Fair Courts E-lert: KS Supreme Court Finds Administrative Law Unconstitutional; SCOTUS to Hear Arguments in Recusal Case
Kansas Supreme Court Finds Administrative Law Unconstitutional
On December 23, the Kansas Supreme Court found that a 2014 state law changing the selection mechanism for chief district judges was unconstitutional, writes Jonathan Shorman for The Topeka Capital-Journal. Plaintiff Chief Judge Larry Solomon, whose legal representation includes the Brennan Center for Justice, argued that the law was an unconstitutional violation of the separation-of-powers doctrine. The majority opinion stated that “the means of assigning positions responsible to the Supreme Court and charged with effectuating Supreme Court policy must be in the hands of the Supreme Court, not the legislature.” They also described the legislature as “assert[ing] significant control over a constitutionally established essential power of the Supreme Court” by enacting the law. A separate law passed in 2015, HB 2005, “strikes court funding if provisions of the 2014 law are struck down, which the Supreme Court did with [its] ruling.” As a result, the Supreme Court’s decision could “bring the state closer to a crisis over court funding.” However one of Judge Solomon’s attorneys, Pedro Irigonegaray, said that “an injunction against defunding the courts will remain in place until at least mid-March.” The Brennan Center and co-counsel also represent Kansas judges challengingthe constitutionality of HB 2005.
SCOTUS to Hear Arguments in Recusal Case
In February, the U.S. Supreme Court will hear oral arguments in Williams v. Pennsylvania, a death penalty case implicating a Pennsylvania Supreme Court justice’s refusal to recuse himself. According to Adam Liptak for The New York Times, as Philadelphia’s district attorney, Ronald Castille “authoriz[ed] prosecutors to seek the execution of…Terrance Williams.” Castille subsequently became chief justice of the Pennsylvania Supreme Court and, in that role, heard Williams’ case appealing his death sentence, and “join[ed] a unanimous decision reinstating Mr. Williams’s death sentence.” The U.S. Supreme Court will hear arguments about whether Justice Castille “should have disqualified himself from hearing Mr. Williams’s appeal, given his involvement in the prosecution.” According to Liptak, this case may require the Court to navigate its own recusal practices. On the U.S. Supreme Court “[i]ndividual justices decide for themselves whether their recusal is warranted,” just as Justice Castille did. However, according to Liptak, Williams’ supporters argue “he was entitled to an entirely unbiased tribunal.” Furthermore, they “point to social science literature demonstrating that group decision making can be powerfully affected by one participant’s strongly held views.” The Brennan Center for Justice and Justice at Stake submitted an amicus brief in support of Williams.
LA Supreme Court Justice Challenges Court’s Recusal Practices
On December 30, Louisiana Supreme Court Justice Jeff Hughes filed a federal lawsuit against four of his fellow justices challenging their order to remove him from two cases, writes Jim Mustian of The New Orleans Advocate.

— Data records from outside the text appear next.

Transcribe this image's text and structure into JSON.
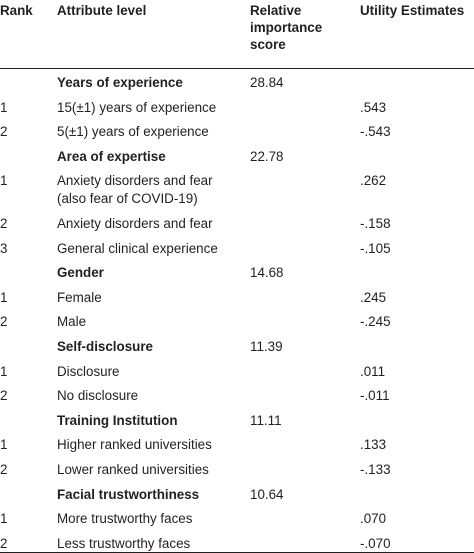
{
  "table": {
    "headers": {
      "rank": "Rank",
      "attribute": "Attribute level",
      "score_line1": "Relative",
      "score_line2": "importance",
      "score_line3": "score",
      "utility": "Utility Estimates"
    },
    "rows": [
      {
        "type": "group",
        "rank": "",
        "attribute": "Years of experience",
        "score": "28.84",
        "utility": ""
      },
      {
        "type": "level",
        "rank": "1",
        "attribute": "15(±1) years of experience",
        "score": "",
        "utility": ".543"
      },
      {
        "type": "level",
        "rank": "2",
        "attribute": "5(±1) years of experience",
        "score": "",
        "utility": "-.543"
      },
      {
        "type": "group",
        "rank": "",
        "attribute": "Area of expertise",
        "score": "22.78",
        "utility": ""
      },
      {
        "type": "level",
        "rank": "1",
        "attribute": "Anxiety disorders and fear",
        "attribute2": "(also fear of COVID-19)",
        "score": "",
        "utility": ".262"
      },
      {
        "type": "level",
        "rank": "2",
        "attribute": "Anxiety disorders and fear",
        "score": "",
        "utility": "-.158"
      },
      {
        "type": "level",
        "rank": "3",
        "attribute": "General clinical experience",
        "score": "",
        "utility": "-.105"
      },
      {
        "type": "group",
        "rank": "",
        "attribute": "Gender",
        "score": "14.68",
        "utility": ""
      },
      {
        "type": "level",
        "rank": "1",
        "attribute": "Female",
        "score": "",
        "utility": ".245"
      },
      {
        "type": "level",
        "rank": "2",
        "attribute": "Male",
        "score": "",
        "utility": "-.245"
      },
      {
        "type": "group",
        "rank": "",
        "attribute": "Self-disclosure",
        "score": "11.39",
        "utility": ""
      },
      {
        "type": "level",
        "rank": "1",
        "attribute": "Disclosure",
        "score": "",
        "utility": ".011"
      },
      {
        "type": "level",
        "rank": "2",
        "attribute": "No disclosure",
        "score": "",
        "utility": "-.011"
      },
      {
        "type": "group",
        "rank": "",
        "attribute": "Training Institution",
        "score": "11.11",
        "utility": ""
      },
      {
        "type": "level",
        "rank": "1",
        "attribute": "Higher ranked universities",
        "score": "",
        "utility": ".133"
      },
      {
        "type": "level",
        "rank": "2",
        "attribute": "Lower ranked universities",
        "score": "",
        "utility": "-.133"
      },
      {
        "type": "group",
        "rank": "",
        "attribute": "Facial trustworthiness",
        "score": "10.64",
        "utility": ""
      },
      {
        "type": "level",
        "rank": "1",
        "attribute": "More trustworthy faces",
        "score": "",
        "utility": ".070"
      },
      {
        "type": "level",
        "rank": "2",
        "attribute": "Less trustworthy faces",
        "score": "",
        "utility": "-.070"
      }
    ]
  }
}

The Supreme Court removed Justice Hughes, as well as Justice Jeannette Theriot Knoll, from these cases at the request of defendants, who argued that plaintiffs’ attorneys, including John Carmouche, had “contributed hundreds of thousands of dollars to his 2012 election.” According to defendants, Carmouche’s Citizens for Clean Water & Land PAC “expended $486,124 in support of Justice Hughes in the primary and runoff elections” and attorneys in Carmouche’s firm “contributed some $360,000 to the PAC.” Justice Hughes called the order a “forced recusal” and argues that the four justices created “unconstitutional limits on the amount of money a person can contribute to a political action committee.” He is asking the federal district court to prevent the Louisiana Supreme Court from “excluding justices from future cases ‘based on contributions to political action committees that supported their election.’”
STATE JUDICIAL SELECTION
Proposed Legislation Could Introduce Partisan Elections in South Carolina’s Courts
If passed, a bill recently prefiled in the South Carolina legislature could establish partisan elections for the South Carolina Supreme Court, Court of Appeals, and Circuit Courts, writes Michael Smith for myhorrynews.com. House Bill 4406 proposes an amendment to the state constitution that would allow voters to elect judges in partisan elections. It also “calls for eliminating the Judicial Merit Selection Commission.” Smith notes that “South Carolina is one of two states that elects its judges in the General Assembly” and that “H. 4406 could face an uphill battle.” Sen. Larry Martin (R-Pickens), Chair of the Senate Judiciary Committee and the Judicial Merit Selection Committee, said the current system “helps keep the bench relatively free from political influence.” He added that the Judicial Merit Selection Commission allows for selection of the judge or justice “who’s most qualified” rather than just “who can get the most votes.” Former Chief Justice Jean Toal also spoke in support of the current system, stating that “[n]o judges will be shielded totally from politics,” but that appointments “should be insulated from the kind of targeting most judges are vulnerable to.”